The offer was nevertheless quite enticing if one believes “Tahiti Tourism” which writes on its website: “It might seem too beautiful to be true. There are places so well preserved that to go there is the greatest of privileges, even supernatural. It is, however, the characteristic of this atoll of 11 km2 with its incredible shape of a heart appreciated when seen from the sky … It is endowed with a double lagoon and motu covered with coconut palms. The birds live there in quantity as well as the marine turtles that come to lay on its beaches from November. There are no inhabitant nor hotel on Tupai. The atoll is devoid of passes, but with a small airstrip inaugurated in 2001 … “. There can be no doubt that the editor of this “honey pot” article never set foot on the atoll for a very long time!

Unfortunately the truth about Tupai is very different and it must be said, even at the risk of upsetting some. The only truthful point in the Tahiti Tourism article is that the atoll as seen from the sky deserves photography; and as for getting there! There are no turtles, no birds and no more fish in a lagoon that has suffered the last outrages of men and their destructive madness. The coconut plantation has degenerated totally, the humus rendering the soil once fertile on certain plots has disappeared, mosquitoes abound there, the private, luxury residence built to be used on rare occasions for the benefit of a “happy few” friends or collaborators of the former President has returned to the vegetation after being ransacked and pillaged in somewhat strange circumstances given that the atoll has always been under guard initially of the former GIP then of the SAS. The planks of the pontoons are worm-eaten, its small pass widened in 2002 is blocked with gigantic blocks of concrete deposited there in order to make access to the atoll impossible when it was abandoned, and seeing the intra-lagoon life slowly dieing off with the atoll being at the end of its life as the waters of the lagoon can no longer renew themselves due to the size of the atoll’s reef & motus. This is the sad reality of what has become Tupai, one of the jewels of the Leeward Islands which has become an ecological disaster.”

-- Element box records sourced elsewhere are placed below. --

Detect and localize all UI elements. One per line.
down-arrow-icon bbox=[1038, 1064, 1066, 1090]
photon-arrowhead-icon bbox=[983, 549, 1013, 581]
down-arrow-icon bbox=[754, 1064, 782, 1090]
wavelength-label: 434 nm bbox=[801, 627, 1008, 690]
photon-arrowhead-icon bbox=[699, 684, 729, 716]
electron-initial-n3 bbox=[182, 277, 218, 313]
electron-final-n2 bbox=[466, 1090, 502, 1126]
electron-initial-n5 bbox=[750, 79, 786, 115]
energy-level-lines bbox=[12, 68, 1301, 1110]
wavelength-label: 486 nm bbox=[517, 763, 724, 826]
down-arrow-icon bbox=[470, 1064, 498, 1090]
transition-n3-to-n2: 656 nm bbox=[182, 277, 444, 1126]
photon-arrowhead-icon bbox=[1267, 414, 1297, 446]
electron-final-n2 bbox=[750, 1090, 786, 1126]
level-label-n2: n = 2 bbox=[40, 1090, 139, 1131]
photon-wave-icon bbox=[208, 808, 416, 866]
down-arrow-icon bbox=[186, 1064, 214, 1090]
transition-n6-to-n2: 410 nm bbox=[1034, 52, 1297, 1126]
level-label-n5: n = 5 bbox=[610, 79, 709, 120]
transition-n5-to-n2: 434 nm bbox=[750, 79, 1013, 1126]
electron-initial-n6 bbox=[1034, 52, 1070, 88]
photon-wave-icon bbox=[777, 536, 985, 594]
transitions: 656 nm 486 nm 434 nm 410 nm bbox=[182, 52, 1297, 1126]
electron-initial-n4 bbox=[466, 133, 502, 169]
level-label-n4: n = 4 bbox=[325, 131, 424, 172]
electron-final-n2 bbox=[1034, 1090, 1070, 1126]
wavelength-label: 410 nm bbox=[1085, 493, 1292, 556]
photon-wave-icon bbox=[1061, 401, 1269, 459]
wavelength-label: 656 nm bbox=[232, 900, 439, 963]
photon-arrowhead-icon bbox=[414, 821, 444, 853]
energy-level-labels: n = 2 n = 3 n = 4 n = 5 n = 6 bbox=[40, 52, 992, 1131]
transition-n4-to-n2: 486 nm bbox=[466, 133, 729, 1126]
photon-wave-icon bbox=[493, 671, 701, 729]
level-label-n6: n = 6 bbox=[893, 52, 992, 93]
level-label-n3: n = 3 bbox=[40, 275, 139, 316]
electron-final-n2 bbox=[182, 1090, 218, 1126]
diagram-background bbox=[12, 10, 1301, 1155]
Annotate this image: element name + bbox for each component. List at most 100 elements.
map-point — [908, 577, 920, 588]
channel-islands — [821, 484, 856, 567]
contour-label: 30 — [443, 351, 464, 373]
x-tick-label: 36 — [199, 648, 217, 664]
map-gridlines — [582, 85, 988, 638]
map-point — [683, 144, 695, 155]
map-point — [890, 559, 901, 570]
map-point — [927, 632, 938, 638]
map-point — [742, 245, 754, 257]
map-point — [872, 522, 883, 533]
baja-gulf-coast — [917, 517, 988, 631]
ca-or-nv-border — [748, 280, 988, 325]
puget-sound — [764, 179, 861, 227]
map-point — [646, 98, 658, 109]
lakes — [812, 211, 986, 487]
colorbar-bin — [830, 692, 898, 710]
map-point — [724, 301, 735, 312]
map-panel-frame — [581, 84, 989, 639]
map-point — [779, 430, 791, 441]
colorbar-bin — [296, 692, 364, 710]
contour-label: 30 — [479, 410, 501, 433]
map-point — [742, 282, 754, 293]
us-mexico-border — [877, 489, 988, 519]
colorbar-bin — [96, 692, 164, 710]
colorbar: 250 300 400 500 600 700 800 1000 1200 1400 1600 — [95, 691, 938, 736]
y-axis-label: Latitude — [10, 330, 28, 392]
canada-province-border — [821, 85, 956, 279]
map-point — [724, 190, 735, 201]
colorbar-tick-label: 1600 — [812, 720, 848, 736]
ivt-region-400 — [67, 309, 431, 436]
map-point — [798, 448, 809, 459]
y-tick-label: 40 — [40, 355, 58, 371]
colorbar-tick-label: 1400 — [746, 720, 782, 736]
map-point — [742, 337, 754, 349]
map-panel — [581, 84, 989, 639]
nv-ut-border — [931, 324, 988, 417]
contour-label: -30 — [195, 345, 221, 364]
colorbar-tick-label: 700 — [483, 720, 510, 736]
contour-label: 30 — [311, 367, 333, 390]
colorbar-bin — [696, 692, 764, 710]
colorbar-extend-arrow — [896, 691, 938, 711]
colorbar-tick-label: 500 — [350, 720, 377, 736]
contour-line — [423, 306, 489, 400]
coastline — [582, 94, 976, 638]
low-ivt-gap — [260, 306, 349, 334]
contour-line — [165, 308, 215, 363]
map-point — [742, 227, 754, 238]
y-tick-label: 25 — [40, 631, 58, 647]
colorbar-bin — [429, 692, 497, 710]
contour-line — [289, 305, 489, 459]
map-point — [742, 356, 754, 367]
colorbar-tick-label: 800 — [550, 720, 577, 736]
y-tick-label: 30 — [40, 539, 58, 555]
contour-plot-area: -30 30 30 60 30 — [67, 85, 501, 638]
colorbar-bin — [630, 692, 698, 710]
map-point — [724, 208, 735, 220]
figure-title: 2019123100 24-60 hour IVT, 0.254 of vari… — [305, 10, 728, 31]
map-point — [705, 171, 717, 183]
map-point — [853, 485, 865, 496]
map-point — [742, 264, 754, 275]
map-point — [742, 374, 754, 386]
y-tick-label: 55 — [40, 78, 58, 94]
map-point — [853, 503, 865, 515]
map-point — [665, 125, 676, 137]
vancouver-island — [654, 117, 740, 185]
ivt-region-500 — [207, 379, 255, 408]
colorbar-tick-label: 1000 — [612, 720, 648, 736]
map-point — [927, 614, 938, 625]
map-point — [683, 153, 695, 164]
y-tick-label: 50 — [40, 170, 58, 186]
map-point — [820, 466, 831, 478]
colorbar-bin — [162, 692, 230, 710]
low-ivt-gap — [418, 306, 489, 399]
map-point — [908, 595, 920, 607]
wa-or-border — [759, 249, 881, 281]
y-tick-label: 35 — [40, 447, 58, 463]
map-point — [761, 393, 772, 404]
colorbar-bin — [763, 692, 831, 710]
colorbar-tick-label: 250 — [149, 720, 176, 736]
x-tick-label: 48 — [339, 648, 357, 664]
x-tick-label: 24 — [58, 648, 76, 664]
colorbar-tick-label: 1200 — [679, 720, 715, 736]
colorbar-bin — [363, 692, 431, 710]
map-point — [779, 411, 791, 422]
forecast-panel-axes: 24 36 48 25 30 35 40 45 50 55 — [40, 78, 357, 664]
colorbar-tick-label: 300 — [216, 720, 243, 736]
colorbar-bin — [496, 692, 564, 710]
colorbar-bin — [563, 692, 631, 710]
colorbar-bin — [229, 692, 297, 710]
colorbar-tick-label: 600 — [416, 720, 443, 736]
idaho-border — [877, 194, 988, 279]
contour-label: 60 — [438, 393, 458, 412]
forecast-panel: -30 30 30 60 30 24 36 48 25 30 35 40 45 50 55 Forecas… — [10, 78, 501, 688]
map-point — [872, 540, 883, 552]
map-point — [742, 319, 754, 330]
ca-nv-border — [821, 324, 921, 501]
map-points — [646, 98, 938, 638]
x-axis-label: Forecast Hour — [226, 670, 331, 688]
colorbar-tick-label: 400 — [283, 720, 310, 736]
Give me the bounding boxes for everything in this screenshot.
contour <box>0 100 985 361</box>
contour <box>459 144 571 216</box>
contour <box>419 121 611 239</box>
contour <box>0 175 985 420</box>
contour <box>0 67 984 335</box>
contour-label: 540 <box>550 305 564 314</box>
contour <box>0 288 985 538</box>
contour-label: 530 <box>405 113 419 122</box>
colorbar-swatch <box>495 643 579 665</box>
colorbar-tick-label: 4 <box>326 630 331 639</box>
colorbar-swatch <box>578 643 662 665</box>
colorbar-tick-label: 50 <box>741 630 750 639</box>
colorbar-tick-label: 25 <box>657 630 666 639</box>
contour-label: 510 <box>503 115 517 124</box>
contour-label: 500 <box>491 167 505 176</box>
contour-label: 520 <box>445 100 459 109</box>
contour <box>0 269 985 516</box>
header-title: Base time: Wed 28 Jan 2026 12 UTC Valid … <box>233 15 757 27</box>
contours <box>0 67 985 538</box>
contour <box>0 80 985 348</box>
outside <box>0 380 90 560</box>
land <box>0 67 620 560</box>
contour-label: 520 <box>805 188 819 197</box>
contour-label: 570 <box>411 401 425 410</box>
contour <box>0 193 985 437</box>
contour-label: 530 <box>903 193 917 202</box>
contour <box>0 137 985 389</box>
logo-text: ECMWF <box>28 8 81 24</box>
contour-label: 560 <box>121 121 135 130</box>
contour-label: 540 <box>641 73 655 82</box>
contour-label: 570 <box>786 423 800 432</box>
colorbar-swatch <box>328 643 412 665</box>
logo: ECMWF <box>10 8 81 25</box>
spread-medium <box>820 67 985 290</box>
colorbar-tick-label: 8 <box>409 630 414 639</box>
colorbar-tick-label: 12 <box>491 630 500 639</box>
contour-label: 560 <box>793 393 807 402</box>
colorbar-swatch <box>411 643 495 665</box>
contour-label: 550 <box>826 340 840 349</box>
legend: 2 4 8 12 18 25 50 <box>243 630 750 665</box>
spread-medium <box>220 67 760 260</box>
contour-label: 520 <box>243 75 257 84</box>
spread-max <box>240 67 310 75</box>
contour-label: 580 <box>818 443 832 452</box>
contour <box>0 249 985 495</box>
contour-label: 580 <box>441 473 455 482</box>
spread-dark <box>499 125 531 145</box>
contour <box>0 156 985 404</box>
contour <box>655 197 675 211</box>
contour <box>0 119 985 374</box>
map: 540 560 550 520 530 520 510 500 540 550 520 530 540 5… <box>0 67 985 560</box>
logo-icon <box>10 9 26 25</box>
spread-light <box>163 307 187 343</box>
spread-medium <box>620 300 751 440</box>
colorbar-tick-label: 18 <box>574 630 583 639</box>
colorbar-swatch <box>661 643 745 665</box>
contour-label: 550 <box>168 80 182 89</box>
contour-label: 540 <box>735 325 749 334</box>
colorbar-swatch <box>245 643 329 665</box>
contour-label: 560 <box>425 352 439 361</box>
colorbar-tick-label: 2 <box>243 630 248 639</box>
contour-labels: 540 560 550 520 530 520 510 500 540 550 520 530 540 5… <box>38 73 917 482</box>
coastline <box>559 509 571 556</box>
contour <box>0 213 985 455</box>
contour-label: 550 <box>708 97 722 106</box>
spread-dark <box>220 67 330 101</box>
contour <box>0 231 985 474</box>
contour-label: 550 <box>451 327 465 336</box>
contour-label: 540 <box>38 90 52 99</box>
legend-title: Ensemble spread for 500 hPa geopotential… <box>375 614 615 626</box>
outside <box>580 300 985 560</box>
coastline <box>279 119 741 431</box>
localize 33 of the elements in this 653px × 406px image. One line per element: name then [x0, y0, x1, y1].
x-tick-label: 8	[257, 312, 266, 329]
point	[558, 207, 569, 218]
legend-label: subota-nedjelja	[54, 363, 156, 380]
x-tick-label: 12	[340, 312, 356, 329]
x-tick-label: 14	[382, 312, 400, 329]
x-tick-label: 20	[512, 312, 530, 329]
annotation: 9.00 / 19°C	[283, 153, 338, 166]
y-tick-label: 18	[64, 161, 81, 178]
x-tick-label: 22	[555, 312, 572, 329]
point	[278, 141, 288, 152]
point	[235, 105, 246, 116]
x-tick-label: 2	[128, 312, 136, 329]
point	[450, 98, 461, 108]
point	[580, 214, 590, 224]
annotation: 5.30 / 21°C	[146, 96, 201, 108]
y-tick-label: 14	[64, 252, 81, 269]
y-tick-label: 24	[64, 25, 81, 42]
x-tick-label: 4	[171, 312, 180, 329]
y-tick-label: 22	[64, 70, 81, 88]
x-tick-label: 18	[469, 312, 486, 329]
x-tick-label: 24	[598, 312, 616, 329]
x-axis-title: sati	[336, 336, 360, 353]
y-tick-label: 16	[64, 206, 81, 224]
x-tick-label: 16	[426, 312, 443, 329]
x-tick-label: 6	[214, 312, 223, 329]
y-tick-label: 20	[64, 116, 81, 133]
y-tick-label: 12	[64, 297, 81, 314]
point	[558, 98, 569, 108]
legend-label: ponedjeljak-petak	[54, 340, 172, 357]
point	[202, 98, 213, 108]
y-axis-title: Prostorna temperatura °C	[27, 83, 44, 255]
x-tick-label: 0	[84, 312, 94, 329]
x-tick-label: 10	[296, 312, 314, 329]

One has to wonder if these guys have ever been there – you don’t need to be Einstein to know what I think:

http://www.gotahiti.com/2012/07/tupai-the-heart-of-the-polynesian-islands/

http://www.tahititravel.com.au/tupai

Notwithstanding it is sad to see the depart of Tahiti-Helicopters for not only did they take tourists to an island of their dreams but they also assisted regularly in important fire-fighting operations on the islands & in providing much needed & greatly appreciated emergency medical flights.